The number of new studies on night work and breast cancer has increased over threefold during the last 10 years after the IARC evaluation in 2007. In general, the case-control studies are better in capturing at least some of the complexity of night shift work, including intensity of night work than the cohort studies. Further, all recent studies include information on most potential confounders for breast cancers, although confounding appears to be relatively low, and in most studies in a negative direction. Four recent cohort studies from the UK and Denmark, despite advances in relatively large study populations, have not provided evidence of an association between night work and breast cancer risk. These null findings may be due to limitations in the design of these studies.

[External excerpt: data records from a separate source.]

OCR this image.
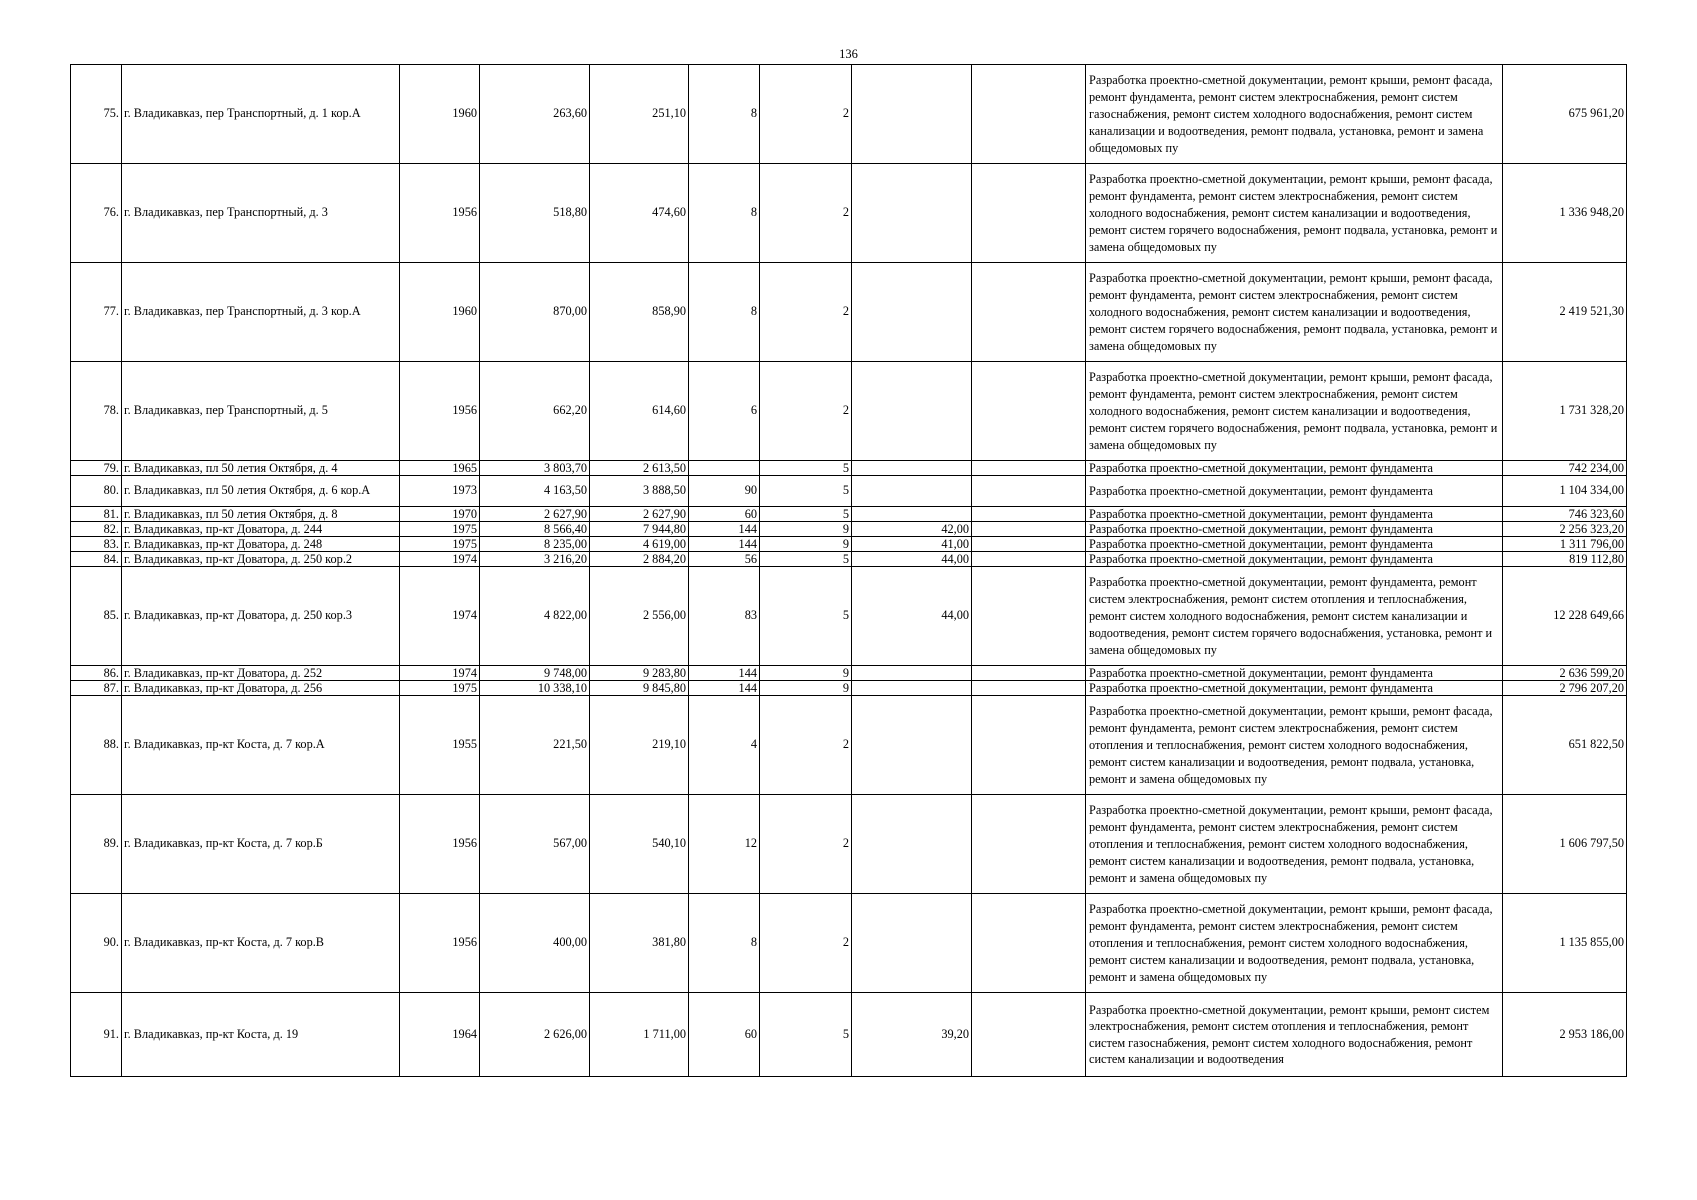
136
75.	г. Владикавказ, пер Транспортный, д. 1 кор.А	1960	263,60	251,10	8	2			Разработка проектно-сметной документации, ремонт крыши, ремонт фасада, ремонт фундамента, ремонт систем электроснабжения, ремонт систем газоснабжения, ремонт систем холодного водоснабжения, ремонт систем канализации и водоотведения, ремонт подвала, установка, ремонт и замена общедомовых пу	675 961,20
76.	г. Владикавказ, пер Транспортный, д. 3	1956	518,80	474,60	8	2			Разработка проектно-сметной документации, ремонт крыши, ремонт фасада, ремонт фундамента, ремонт систем электроснабжения, ремонт систем холодного водоснабжения, ремонт систем канализации и водоотведения, ремонт систем горячего водоснабжения, ремонт подвала, установка, ремонт и замена общедомовых пу	1 336 948,20
77.	г. Владикавказ, пер Транспортный, д. 3 кор.А	1960	870,00	858,90	8	2			Разработка проектно-сметной документации, ремонт крыши, ремонт фасада, ремонт фундамента, ремонт систем электроснабжения, ремонт систем холодного водоснабжения, ремонт систем канализации и водоотведения, ремонт систем горячего водоснабжения, ремонт подвала, установка, ремонт и замена общедомовых пу	2 419 521,30
78.	г. Владикавказ, пер Транспортный, д. 5	1956	662,20	614,60	6	2			Разработка проектно-сметной документации, ремонт крыши, ремонт фасада, ремонт фундамента, ремонт систем электроснабжения, ремонт систем холодного водоснабжения, ремонт систем канализации и водоотведения, ремонт систем горячего водоснабжения, ремонт подвала, установка, ремонт и замена общедомовых пу	1 731 328,20
79.	г. Владикавказ, пл 50 летия Октября, д. 4	1965	3 803,70	2 613,50		5			Разработка проектно-сметной документации, ремонт фундамента	742 234,00
80.	г. Владикавказ, пл 50 летия Октября, д. 6 кор.А	1973	4 163,50	3 888,50	90	5			Разработка проектно-сметной документации, ремонт фундамента	1 104 334,00
81.	г. Владикавказ, пл 50 летия Октября, д. 8	1970	2 627,90	2 627,90	60	5			Разработка проектно-сметной документации, ремонт фундамента	746 323,60
82.	г. Владикавказ, пр-кт Доватора, д. 244	1975	8 566,40	7 944,80	144	9	42,00		Разработка проектно-сметной документации, ремонт фундамента	2 256 323,20
83.	г. Владикавказ, пр-кт Доватора, д. 248	1975	8 235,00	4 619,00	144	9	41,00		Разработка проектно-сметной документации, ремонт фундамента	1 311 796,00
84.	г. Владикавказ, пр-кт Доватора, д. 250 кор.2	1974	3 216,20	2 884,20	56	5	44,00		Разработка проектно-сметной документации, ремонт фундамента	819 112,80
85.	г. Владикавказ, пр-кт Доватора, д. 250 кор.3	1974	4 822,00	2 556,00	83	5	44,00		Разработка проектно-сметной документации, ремонт фундамента, ремонт систем электроснабжения, ремонт систем отопления и теплоснабжения, ремонт систем холодного водоснабжения, ремонт систем канализации и водоотведения, ремонт систем горячего водоснабжения, установка, ремонт и замена общедомовых пу	12 228 649,66
86.	г. Владикавказ, пр-кт Доватора, д. 252	1974	9 748,00	9 283,80	144	9			Разработка проектно-сметной документации, ремонт фундамента	2 636 599,20
87.	г. Владикавказ, пр-кт Доватора, д. 256	1975	10 338,10	9 845,80	144	9			Разработка проектно-сметной документации, ремонт фундамента	2 796 207,20
88.	г. Владикавказ, пр-кт Коста, д. 7 кор.А	1955	221,50	219,10	4	2			Разработка проектно-сметной документации, ремонт крыши, ремонт фасада, ремонт фундамента, ремонт систем электроснабжения, ремонт систем отопления и теплоснабжения, ремонт систем холодного водоснабжения, ремонт систем канализации и водоотведения, ремонт подвала, установка, ремонт и замена общедомовых пу	651 822,50
89.	г. Владикавказ, пр-кт Коста, д. 7 кор.Б	1956	567,00	540,10	12	2			Разработка проектно-сметной документации, ремонт крыши, ремонт фасада, ремонт фундамента, ремонт систем электроснабжения, ремонт систем отопления и теплоснабжения, ремонт систем холодного водоснабжения, ремонт систем канализации и водоотведения, ремонт подвала, установка, ремонт и замена общедомовых пу	1 606 797,50
90.	г. Владикавказ, пр-кт Коста, д. 7 кор.В	1956	400,00	381,80	8	2			Разработка проектно-сметной документации, ремонт крыши, ремонт фасада, ремонт фундамента, ремонт систем электроснабжения, ремонт систем отопления и теплоснабжения, ремонт систем холодного водоснабжения, ремонт систем канализации и водоотведения, ремонт подвала, установка, ремонт и замена общедомовых пу	1 135 855,00
91.	г. Владикавказ, пр-кт Коста, д. 19	1964	2 626,00	1 711,00	60	5	39,20		Разработка проектно-сметной документации, ремонт крыши, ремонт систем электроснабжения, ремонт систем отопления и теплоснабжения, ремонт систем газоснабжения, ремонт систем холодного водоснабжения, ремонт систем канализации и водоотведения	2 953 186,00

Overall, the observed heterogeneity in results from epidemiologic studies may at least partly be attributed to wide differences in the definitions of night work, study design, length of follow-up, left-truncation in cohort studies, lack of information on chronotype, social jet lag, and differences in the investigated populations’ menopausal status and breast cancer subtypes. Future studies on night work and cancer should use standardized definition of working time, including information on number of consecutive shifts, diurnal preference, menopausal status, and meal intake patterns. Cohort studies should include lengthy follow-up of relative young people. Overall, evidence based on results from different well-conducted study designs is also needed in the future. Finally, there is a need for studies of sites of other cancers than breast cancer.

Overall, the epidemiological evidence of an association between shift work that includes night work has increased since the IARC evaluation in 2007, and it might soon be time for a reevaluation by IARC.